Con una fuerza de ese calibre podría defender a mis amigos: a Murphy, a Billy y a los demás. Podría utilizar ese poder contra la Corte Roja y ayudar a salvar a los centinelas y al Consejo. Podría hacer un montón de cosas.

Y su beso… La ilusión había estado en mi cabeza, pero había sido tan real… Cada detalle. La propia Shiela había sido tan auténticamente genuina que jamás podría haber pensado que era una ilusión. En realidad, había una pequeña diferencia, desde mi perspectiva, entre la ilusión y la realidad. Mis sentimientos hacia ella, la esencia, todo había existido.

Y había sido tan convincentemente real como cuando se apareció como la diosa rubia del jacuzzí de mi sueño. Su apariencia era muy maleable. Se podía aparecer ante mí como cualquier cosa.

Como cualquier persona.

Alguna parte oscura de mi naturaleza profunda jugó con esa idea durante un momento. Pero solo durante un momento. No me atreví a dejar que ese pensamiento se pasease por mi mente demasiado tiempo. Su tacto había sido demasiado suave, demasiado cariñoso y demasiado cálido. Demasiado bueno. Llevaba años sin compañía femenina, sin sentir esa calidez, ese agradable contacto; era una tentación excesivamente resbaladiza como para permitirme sucumbir.

Me di la vuelta y miré a Lasciel a la cara.

Levantó las cejas y se echó hacia delante, anticipándose a mi respuesta.

Sabía cómo manipular y controlar mis sueños y la manifestación de la sombra de Lasciel no era como soñar despierto.

—Esta es mí mente le dije en voz baja—. Mantente alejada.

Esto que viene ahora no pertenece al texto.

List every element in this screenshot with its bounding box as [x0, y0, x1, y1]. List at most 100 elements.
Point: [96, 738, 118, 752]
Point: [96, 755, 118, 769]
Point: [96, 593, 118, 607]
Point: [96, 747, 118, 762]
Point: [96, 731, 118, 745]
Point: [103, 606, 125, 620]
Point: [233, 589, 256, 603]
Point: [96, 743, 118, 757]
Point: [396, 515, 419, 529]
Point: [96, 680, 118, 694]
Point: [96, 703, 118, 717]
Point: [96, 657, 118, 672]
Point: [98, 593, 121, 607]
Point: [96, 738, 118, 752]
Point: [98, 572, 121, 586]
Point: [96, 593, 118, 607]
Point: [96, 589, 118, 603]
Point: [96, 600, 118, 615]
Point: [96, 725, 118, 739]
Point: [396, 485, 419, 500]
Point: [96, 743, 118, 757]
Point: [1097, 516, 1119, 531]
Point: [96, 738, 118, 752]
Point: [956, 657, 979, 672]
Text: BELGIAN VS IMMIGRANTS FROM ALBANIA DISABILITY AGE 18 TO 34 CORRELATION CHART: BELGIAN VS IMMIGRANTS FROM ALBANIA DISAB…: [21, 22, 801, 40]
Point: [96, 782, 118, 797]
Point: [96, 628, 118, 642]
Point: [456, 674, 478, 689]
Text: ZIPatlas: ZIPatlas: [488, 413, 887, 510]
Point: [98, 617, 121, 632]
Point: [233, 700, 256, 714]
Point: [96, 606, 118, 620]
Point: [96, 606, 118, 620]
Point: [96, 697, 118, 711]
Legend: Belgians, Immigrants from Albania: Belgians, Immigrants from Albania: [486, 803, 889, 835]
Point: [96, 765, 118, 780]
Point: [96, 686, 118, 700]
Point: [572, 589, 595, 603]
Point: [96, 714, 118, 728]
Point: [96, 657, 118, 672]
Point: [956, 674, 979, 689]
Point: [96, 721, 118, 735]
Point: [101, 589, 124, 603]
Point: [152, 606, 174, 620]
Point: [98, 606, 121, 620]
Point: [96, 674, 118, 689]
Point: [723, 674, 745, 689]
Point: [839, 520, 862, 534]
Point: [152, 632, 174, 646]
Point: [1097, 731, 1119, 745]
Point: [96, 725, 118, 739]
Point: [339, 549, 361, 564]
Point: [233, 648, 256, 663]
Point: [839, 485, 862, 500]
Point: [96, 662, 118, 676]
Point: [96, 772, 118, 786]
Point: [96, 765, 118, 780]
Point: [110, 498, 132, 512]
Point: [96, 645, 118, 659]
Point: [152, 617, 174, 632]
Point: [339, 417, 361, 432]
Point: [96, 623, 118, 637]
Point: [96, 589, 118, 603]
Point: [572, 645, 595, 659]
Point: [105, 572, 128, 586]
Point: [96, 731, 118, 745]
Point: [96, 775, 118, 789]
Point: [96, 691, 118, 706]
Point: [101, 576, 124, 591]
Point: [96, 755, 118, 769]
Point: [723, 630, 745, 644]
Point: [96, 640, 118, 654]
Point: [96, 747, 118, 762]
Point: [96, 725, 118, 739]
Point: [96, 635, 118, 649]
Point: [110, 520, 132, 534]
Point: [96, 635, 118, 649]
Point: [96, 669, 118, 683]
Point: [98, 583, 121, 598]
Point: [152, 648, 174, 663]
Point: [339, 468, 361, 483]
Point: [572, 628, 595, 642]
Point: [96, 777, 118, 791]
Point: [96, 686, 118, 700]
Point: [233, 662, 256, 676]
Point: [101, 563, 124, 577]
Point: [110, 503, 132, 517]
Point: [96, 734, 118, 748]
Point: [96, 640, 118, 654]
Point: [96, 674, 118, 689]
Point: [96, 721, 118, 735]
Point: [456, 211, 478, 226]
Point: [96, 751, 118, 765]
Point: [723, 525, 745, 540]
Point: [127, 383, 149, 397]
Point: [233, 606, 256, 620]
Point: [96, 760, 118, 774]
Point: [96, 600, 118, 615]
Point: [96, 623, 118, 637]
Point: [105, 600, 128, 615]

Combiné mis pensamientos y mi fuerza con mi imaginación y elaboré mi propia ilusión. Unas esposas plateadas salieron de ninguna parte, ideadas a partir de mi concentración y mi deseo, y
se
cerraron alrededor de las muñecas y los tobillos de Lasciel. Hice un gesto rápido y la visualicé flotando en el aire. Luego abrí mi mano y estiré los dedos, con la palma hacia el suelo. De pronto una caja de haces apareció, también desde mi imaginación, y la enjauló. La puerta se batió y se cerró tras ella.

—Tonto —dijo en voz baja—. Moriremos.

Cerré los ojos y con un último esfuerzo de imaginación y voluntad invoqué una pesada trampa que cayó sobre la caja, cubriéndola y bloqueando a Lasciel de toda vista y sonido.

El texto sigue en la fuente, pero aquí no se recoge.